Now the race is on to find supplies (food, water, spare parts), ammunition (since theirs will not last forever) and fuel (a steam ship needs oil to run). Running out of those necessities would cause them to perish quickly.
Anderson has a good, clean engaging writing style. He characterizes well, and we get to know the main characters quickly and deeply. The dialog is engaging, and the story fast-paced. Into the Storm is the kind of book that’s hard to put down. Anderson’s alternate world is well-constructed and extremely detailed.
I picked up Into the Storm not realizing that is was the first book of a series. As I got to the end, I noticed that I was just set up to buy the next. Reviewing the series, I found there are six or seven books so far. The series reminded me of the S.M. Stirling series that started with Island in the Sea of Time, which also tells a tale of a ship thrown into an alternate history line, 3000 years in the past.
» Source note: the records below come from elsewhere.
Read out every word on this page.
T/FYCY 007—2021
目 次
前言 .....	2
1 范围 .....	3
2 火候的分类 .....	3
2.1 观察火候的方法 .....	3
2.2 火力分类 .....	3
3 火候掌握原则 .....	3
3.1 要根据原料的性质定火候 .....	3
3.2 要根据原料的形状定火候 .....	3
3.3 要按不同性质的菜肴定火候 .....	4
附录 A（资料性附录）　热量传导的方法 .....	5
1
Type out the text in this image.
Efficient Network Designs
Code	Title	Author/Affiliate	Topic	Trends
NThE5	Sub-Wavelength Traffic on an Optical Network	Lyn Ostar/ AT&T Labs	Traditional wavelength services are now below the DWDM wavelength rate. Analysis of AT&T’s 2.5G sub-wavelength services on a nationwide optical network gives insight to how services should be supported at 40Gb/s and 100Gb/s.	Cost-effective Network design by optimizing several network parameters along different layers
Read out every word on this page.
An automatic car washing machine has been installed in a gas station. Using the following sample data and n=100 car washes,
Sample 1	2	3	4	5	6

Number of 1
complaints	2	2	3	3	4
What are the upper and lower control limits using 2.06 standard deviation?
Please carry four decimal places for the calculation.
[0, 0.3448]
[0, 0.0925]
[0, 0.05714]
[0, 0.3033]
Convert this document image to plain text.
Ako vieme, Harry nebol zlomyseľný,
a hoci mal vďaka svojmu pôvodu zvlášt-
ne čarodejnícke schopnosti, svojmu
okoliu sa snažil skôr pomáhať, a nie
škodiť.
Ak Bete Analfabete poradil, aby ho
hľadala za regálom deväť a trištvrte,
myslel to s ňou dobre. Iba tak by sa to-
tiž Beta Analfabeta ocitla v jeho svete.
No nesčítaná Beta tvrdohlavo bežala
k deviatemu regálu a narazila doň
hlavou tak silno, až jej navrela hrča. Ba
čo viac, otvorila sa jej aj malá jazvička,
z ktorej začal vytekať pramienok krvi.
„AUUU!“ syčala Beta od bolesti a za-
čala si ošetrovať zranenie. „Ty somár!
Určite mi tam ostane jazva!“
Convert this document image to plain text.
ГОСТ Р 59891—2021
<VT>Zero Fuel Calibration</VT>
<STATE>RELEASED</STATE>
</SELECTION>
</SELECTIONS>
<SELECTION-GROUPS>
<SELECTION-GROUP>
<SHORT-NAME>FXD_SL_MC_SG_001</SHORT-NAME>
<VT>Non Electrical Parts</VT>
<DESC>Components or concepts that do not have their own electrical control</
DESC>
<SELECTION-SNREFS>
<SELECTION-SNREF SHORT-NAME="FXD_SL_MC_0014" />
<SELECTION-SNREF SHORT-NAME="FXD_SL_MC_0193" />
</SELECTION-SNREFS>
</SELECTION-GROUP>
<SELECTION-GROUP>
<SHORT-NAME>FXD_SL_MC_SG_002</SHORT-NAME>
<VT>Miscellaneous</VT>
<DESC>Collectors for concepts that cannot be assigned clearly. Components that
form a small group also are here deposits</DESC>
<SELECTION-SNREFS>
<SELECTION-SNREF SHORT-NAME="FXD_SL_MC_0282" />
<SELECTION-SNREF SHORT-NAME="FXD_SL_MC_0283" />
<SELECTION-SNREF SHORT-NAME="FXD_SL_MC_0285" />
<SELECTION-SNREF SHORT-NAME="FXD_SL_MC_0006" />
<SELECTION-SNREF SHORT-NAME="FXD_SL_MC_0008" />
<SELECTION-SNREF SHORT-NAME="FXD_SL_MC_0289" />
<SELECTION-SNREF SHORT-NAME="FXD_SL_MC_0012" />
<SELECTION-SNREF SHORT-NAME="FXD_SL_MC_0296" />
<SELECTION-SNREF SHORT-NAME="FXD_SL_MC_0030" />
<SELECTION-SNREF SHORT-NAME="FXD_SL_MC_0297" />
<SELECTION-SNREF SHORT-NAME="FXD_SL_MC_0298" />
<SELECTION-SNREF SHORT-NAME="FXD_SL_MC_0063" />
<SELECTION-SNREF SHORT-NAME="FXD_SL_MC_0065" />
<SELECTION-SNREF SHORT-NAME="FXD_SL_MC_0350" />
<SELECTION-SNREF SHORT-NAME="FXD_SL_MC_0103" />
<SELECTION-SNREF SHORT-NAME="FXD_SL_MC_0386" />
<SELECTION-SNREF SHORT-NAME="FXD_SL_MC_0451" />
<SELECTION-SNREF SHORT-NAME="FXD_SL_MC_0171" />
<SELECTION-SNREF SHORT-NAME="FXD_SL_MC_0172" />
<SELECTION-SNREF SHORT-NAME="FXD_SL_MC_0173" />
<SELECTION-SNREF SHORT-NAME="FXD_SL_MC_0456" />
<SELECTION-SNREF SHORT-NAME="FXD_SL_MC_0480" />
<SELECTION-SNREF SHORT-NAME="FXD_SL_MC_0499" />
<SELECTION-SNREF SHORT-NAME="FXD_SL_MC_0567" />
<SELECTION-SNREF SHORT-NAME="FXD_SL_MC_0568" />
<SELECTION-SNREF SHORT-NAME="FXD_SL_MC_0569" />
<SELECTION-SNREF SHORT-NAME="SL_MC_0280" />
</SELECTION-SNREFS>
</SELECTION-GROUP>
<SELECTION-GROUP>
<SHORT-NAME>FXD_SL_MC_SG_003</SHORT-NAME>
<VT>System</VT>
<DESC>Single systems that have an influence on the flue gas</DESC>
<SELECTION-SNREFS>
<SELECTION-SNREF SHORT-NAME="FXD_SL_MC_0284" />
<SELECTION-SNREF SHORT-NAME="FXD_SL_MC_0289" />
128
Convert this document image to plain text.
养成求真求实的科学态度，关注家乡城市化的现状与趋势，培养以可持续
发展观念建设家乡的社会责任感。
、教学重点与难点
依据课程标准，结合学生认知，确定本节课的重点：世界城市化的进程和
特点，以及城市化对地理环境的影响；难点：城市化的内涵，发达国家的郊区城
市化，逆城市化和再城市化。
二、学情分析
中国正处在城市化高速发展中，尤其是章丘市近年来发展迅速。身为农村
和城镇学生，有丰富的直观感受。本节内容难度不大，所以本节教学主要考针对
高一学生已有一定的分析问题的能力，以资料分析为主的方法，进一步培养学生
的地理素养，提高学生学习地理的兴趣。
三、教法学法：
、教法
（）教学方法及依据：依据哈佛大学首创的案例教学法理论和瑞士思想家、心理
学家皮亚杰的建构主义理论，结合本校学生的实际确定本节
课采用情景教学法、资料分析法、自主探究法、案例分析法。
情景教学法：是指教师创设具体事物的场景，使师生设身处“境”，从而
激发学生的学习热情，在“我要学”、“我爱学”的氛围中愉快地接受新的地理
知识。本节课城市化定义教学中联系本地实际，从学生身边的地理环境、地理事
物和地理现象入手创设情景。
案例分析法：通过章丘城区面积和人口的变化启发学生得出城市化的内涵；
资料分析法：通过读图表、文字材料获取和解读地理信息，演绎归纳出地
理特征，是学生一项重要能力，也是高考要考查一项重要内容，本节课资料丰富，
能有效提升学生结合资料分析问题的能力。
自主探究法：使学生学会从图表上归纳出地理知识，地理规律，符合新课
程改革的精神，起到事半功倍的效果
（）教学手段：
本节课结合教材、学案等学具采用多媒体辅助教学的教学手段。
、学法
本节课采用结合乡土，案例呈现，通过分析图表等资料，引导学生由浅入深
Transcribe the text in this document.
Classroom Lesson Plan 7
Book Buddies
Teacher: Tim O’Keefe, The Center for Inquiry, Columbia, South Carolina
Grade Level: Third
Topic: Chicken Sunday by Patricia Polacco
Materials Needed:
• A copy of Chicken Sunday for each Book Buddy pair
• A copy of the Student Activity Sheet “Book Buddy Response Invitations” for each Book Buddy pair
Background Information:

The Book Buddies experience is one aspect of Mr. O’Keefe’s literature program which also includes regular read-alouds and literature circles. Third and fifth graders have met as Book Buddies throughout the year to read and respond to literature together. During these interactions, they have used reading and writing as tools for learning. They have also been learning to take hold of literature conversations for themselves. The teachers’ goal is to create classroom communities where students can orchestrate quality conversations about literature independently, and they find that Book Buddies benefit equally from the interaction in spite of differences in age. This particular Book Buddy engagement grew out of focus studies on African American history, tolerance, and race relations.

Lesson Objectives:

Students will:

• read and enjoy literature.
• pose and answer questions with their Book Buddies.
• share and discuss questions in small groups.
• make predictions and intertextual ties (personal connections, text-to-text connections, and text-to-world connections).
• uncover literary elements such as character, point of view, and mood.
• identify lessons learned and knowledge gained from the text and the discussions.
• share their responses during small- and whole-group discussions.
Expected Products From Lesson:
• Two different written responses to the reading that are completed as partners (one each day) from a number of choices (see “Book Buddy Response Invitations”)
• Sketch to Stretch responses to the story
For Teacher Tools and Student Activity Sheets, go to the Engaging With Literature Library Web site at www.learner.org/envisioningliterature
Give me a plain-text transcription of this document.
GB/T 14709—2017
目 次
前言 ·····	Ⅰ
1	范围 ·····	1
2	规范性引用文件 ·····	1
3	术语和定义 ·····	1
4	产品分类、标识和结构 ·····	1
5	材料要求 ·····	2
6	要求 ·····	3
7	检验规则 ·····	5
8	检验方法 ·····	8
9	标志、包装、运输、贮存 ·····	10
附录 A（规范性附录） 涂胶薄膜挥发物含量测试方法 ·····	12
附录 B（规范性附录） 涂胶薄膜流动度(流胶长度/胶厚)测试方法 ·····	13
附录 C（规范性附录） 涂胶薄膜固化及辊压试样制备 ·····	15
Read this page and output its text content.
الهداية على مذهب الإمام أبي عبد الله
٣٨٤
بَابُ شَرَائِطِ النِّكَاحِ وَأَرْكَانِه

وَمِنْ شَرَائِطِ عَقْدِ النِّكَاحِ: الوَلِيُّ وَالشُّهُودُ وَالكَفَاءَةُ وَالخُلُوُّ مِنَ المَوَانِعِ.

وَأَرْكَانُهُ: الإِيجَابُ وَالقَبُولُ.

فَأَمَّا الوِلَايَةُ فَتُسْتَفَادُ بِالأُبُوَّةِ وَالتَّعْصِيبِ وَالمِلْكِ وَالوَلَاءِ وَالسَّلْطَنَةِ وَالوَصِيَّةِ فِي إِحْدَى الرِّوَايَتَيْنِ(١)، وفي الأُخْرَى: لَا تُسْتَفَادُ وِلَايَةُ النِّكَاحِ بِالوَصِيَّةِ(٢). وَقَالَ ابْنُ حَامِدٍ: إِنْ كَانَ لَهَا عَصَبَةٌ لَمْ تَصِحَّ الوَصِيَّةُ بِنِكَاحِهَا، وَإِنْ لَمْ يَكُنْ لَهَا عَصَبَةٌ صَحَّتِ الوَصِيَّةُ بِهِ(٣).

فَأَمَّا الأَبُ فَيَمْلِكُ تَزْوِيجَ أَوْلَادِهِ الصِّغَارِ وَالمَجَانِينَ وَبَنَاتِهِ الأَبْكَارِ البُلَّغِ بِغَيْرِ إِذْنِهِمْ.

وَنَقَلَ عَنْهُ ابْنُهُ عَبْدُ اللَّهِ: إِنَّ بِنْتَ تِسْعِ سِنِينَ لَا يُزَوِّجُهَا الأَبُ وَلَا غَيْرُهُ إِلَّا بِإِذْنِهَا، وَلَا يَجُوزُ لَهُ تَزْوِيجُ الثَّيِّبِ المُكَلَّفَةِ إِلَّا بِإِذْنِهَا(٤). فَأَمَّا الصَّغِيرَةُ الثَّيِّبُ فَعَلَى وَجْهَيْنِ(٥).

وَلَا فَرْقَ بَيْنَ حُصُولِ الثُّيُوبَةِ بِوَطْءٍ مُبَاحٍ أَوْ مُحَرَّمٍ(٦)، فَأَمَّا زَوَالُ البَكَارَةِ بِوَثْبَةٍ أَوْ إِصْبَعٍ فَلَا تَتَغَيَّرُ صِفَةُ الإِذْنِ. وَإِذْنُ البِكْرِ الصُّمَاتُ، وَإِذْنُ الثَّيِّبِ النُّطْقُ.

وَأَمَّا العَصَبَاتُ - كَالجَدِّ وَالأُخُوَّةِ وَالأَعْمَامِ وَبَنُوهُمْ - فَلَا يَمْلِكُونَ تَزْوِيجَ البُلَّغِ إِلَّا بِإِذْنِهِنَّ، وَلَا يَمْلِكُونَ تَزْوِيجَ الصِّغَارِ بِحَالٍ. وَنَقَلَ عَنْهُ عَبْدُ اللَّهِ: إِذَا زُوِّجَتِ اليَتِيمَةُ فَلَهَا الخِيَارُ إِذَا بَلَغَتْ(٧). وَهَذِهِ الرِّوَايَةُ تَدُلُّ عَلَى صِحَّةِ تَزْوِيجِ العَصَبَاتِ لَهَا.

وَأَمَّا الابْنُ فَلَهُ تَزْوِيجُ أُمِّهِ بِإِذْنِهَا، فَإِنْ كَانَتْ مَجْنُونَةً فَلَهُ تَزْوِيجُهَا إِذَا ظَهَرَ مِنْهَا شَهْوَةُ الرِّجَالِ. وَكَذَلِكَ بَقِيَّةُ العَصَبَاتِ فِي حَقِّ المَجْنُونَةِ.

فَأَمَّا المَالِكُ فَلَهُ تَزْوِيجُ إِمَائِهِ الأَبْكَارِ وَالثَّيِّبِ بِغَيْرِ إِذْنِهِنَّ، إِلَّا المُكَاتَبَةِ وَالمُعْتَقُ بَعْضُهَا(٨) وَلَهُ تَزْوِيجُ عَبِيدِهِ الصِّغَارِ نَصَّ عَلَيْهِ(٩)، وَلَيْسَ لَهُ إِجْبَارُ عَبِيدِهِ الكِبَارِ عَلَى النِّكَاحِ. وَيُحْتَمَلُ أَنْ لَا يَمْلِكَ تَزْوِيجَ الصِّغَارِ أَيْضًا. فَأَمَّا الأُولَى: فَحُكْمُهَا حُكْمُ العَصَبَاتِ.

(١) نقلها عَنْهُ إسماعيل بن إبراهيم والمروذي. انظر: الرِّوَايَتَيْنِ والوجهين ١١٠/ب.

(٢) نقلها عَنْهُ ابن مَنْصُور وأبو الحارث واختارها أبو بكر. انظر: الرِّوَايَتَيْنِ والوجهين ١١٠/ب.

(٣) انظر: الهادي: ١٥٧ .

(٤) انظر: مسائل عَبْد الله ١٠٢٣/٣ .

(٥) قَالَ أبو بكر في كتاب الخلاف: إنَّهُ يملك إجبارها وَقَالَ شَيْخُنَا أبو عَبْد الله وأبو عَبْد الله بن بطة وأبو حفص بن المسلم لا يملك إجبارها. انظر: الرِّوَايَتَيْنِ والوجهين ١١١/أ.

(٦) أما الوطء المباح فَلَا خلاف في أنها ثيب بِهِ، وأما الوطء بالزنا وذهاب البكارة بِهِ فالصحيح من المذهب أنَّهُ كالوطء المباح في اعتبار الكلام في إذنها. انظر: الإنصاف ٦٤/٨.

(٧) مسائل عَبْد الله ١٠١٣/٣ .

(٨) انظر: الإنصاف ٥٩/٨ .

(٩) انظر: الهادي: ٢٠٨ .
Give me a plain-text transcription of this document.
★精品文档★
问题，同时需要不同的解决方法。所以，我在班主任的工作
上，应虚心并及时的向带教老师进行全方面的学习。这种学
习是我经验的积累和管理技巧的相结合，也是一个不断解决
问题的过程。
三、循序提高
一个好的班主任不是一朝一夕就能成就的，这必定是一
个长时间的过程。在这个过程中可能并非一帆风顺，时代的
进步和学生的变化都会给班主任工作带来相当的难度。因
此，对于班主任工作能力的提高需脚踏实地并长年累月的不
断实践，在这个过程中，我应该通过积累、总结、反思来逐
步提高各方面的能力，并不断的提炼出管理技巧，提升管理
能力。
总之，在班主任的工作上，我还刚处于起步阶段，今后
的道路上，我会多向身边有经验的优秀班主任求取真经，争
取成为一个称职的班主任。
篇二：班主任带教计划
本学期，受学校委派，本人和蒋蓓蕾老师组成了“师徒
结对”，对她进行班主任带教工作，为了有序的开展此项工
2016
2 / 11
I like the story, I like the alternate history, I love Anderson’s writing style, and I want to read the next book. Alas, I won’t, not because Into the Storm isn’t a very entertaining book, but because I just don’t have the time and energy to read the next five or six books in the series. There are others on my reading list, and I just have to live without knowing how Captain Reddy and the Lemurians deal with the Grik threat.